Mevlut had just about written off this particular visit when the Holy Guide, who’d been talking quietly to those around him, turned formally toward the audience amassed inside the spacious room and asked, “Who is wearing a wristwatch with a leather strap, and who is wearing one with a plastic strap?” The Holy Guide liked to challenge his disciples with questions, riddles, and religious conundrums. As usual, they all took turns trying dutifully to answer his question, when he spotted Mevlut:
“Ah, it’s our boza seller with the blessed name!” he said, praising Mevlut and summoning him to his side.
As Mevlut bent down to kiss his hand — covered in brown spots that seemed to grow in size and number with every visit — the man beside the Holy Guide rose to yield his seat to Mevlut. When Mevlut sat down, the Holy Guide looked him straight in the eyes and, leaning in much closer than Mevlut had expected, used some archaic phrases to ask him how he was doing. The words he used were as beautiful as the calligraphy he’d put up on the walls.
Mevlut immediately thought of Samiha and cursed the devil for playing tricks on his mind while everyone was looking. He had long been considering how to explain to the Holy Guide about the letters he’d written to Rayiha when he’d actually had Samiha in mind. Just how much thought he must have devoted to this problem became clear to him when he found himself suddenly able to recall years’ worth of intricate reasoning.
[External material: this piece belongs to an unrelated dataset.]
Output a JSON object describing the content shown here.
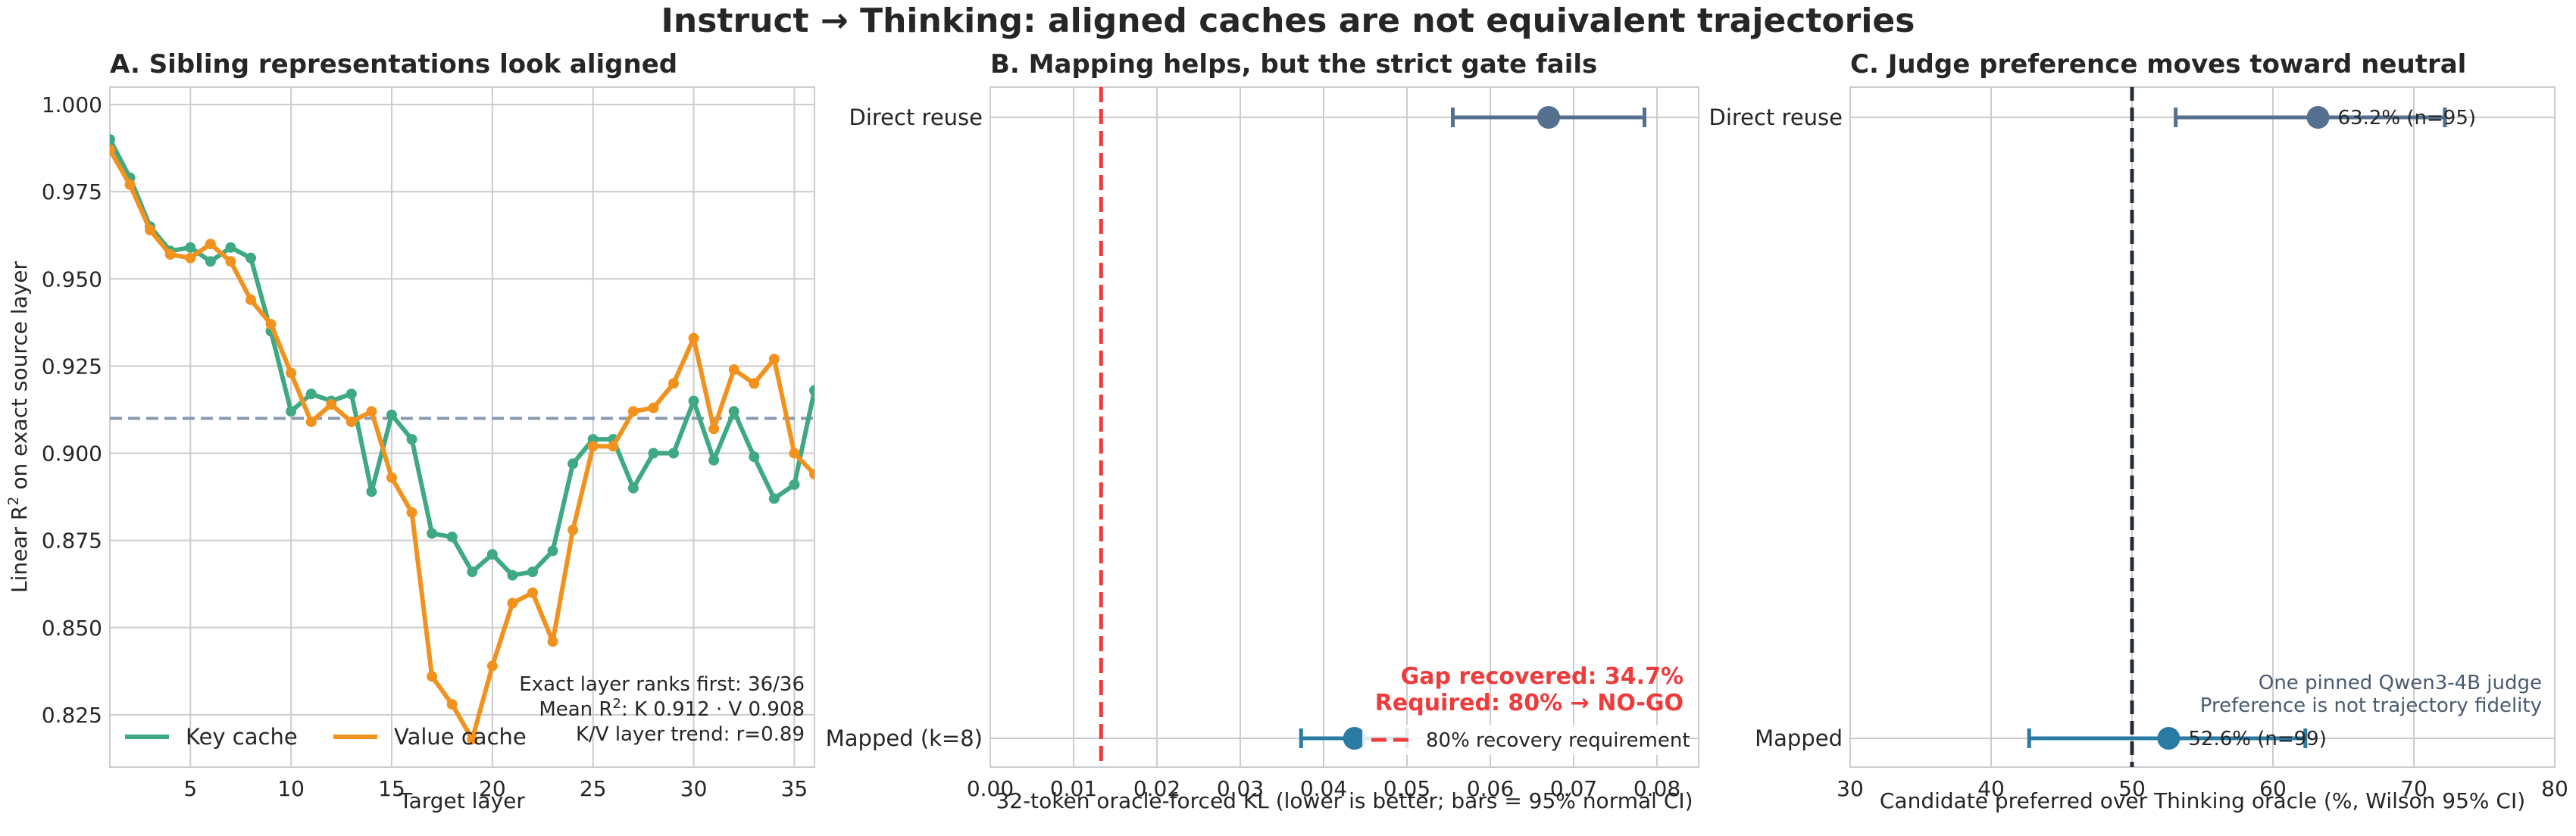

First he would invoke the notion of intent in Islam. He would then ask the Holy Guide to explain the subtle distinction between a person’s private and public intentions. Here was his chance to analyze the defining strangeness of his life through the eyes of this holiest of men; perhaps what he learned that night might finally free him from all the doubts that still weighed on his soul.
But their conversation took a completely different turn. Before Mevlut could say anything at all, the Holy Guide asked another question.
“Have you been performing your daily prayers?”
This was a question he usually reserved for immodest attention seekers, people who talked too much, and newcomers. He’d never asked Mevlut before. Perhaps that was because he knew Mevlut was just a penniless boza seller.